I’ve also become hyper-aware of the language used to describe specific genders; my son has been referred to as ‘cheeky’ for most of his little 21-month-long life as a way to explain how phyiscal, fearless, giddy he is. A friend whose daughter has similar traits is never called cheeky, she’s apparently ‘brave.’ And here’s the annoying part, I’ve done it too, I’m guilty of labelling him as ‘cheeky’ even though I really don’t think he is – actually, I think he’s an incredibly sweet, good-natured little boy who says please and thank you and blows kisses to strangers in the street. Yet when anyone comments on his impressive physical abilities, I often just laugh and shrug and say “oh he’s a cheeky one!” and feel immediately guilty. But maybe we just expect boys to be cheeky so everything they do will just serve to prove that whether it’s cheeky or not.

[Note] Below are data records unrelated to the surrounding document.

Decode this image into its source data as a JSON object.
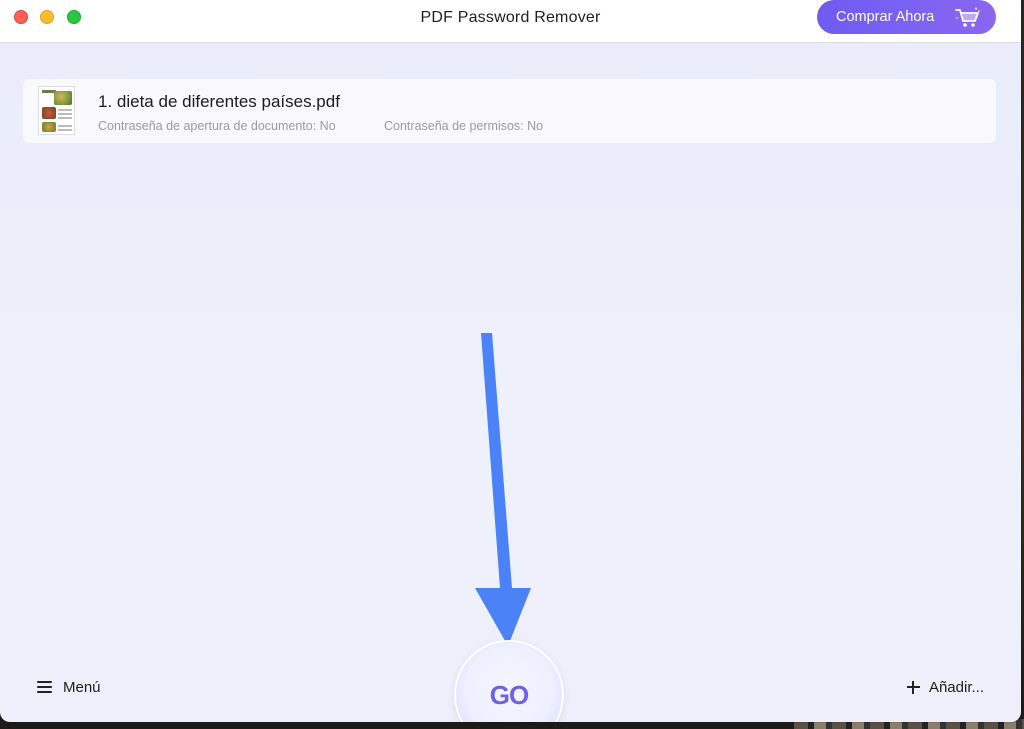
{
  "window": {
    "title": "PDF Password Remover"
  },
  "header": {
    "buy_label": "Comprar Ahora",
    "buy_icon": "cart-icon",
    "buy_color": "#7a62f2"
  },
  "files": [
    {
      "name": "1. dieta de diferentes países.pdf",
      "open_password": "Contraseña de apertura de documento: No",
      "permissions_password": "Contraseña de permisos: No"
    }
  ],
  "footer": {
    "menu_label": "Menú",
    "go_label": "GO",
    "add_label": "Añadir...",
    "accent_color": "#6d61e6"
  },
  "annotation": {
    "arrow_color": "#4b82f7",
    "arrow_icon": "down-arrow"
  }
}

When we were given a T shirt that said ‘Big Trouble in a Little Shirt,’ shortly after he was born, I had to wonder would we have been given the same T shirt if I’d had a girl, I’m going to go ahead and presume not.

I could go on and on about the differences in how the world treats children according to their gender – like how colours, fonts, symbols, even the music in TV ads are all tailored depending on the target audience, but what I really want to talk about is the phrase ‘boys will be boys’ and how every time I hear it, it makes me want to weep a little. I’d never thought about it in great detail before, and I’m sure I’ve said it myself in the past, but last summer, when I was about 7 months pregnant with my second boy, I took my first – then 16 months – to the park. This boy loves to climb – one of his favourites in our local park is the big kids’ climbing frame complete with log ladder and high platforms without barriers. I love that he’s so into climbing and keen to explore so I generally let him do his thing and toddle along behind so I can catch him if he falls/feel ridiculously proud/take endless pictures and videos – you know the drill. On this particular afternoon, he was up the climbing frame as usual and I hauled my pregnant self up behind him to make sure he didn’t slip off the platform. As soon as he started shimmying down the slide, I down-climbed the ladder and waited for him at the bottom. At this point a woman came up to me and asked what age he was and when my baby was due. I answered her questions and we chit-chatted for a moment before she said “you better hope this one’s a girl so you don’t spend your life climbing up that climbing frame after two boys,” Chortle, chortle, laugh, laugh, off she went.

In the moment, I didn’t think anything of it but afterwards, her comment started to irk me. In fact, if I’m perfectly honest, I’m still annoyed about it. First of all, how did she know I didn’t love climbing after my son? Why would she presume this was annoying or frustrating for me? OK, it was difficult when I was pregnant but playing with toddlers is often a hell of a lot more fun that making small-talk with adults. And secondly, (this is where I’m really going to let off some steam – soz) what was she saying about my potential daughter? That she wouldn’t be interested in climbing? Maybe not interested in the outdoors at all just because she’s a girl? So what would she be doing instead? Would we have to take colouring books or a bag of knitting or a piano to the park so she could do girly things while her brother enjoyed all the rough play? Turns out I didn’t have a girl, I had a pretty delicious little boy who, although only 3 and a half months old, is already showing signs of being very different to his brother. He wants to be held all the time, he cries at the slightest noise, he watches my every move. The big boy, at the same age, squirmed and screamed if held too long, often preferred having a little kick out by himself and has always been much more interested in his daddy than me. Even now, I can tell he’s an independent spirit and 99% percent of his cuddles are reserved for Daddy Bear but they never last more than a few seconds. So this leads me to ask; if my older boy likes climbing and collecting sticks and looking at motorbikes and making animal noises, does that make him a ‘real’ boy? A ‘proper little boy?’ And what if my baby continues to love snuggling? What if it turns out he prefers his mummy’s company to that of other children and is a bit scared of that climbing frame his brother had already mastered at 16 months old? Would that mean he’s wired weirdly or that he’s doing boyhood wrong?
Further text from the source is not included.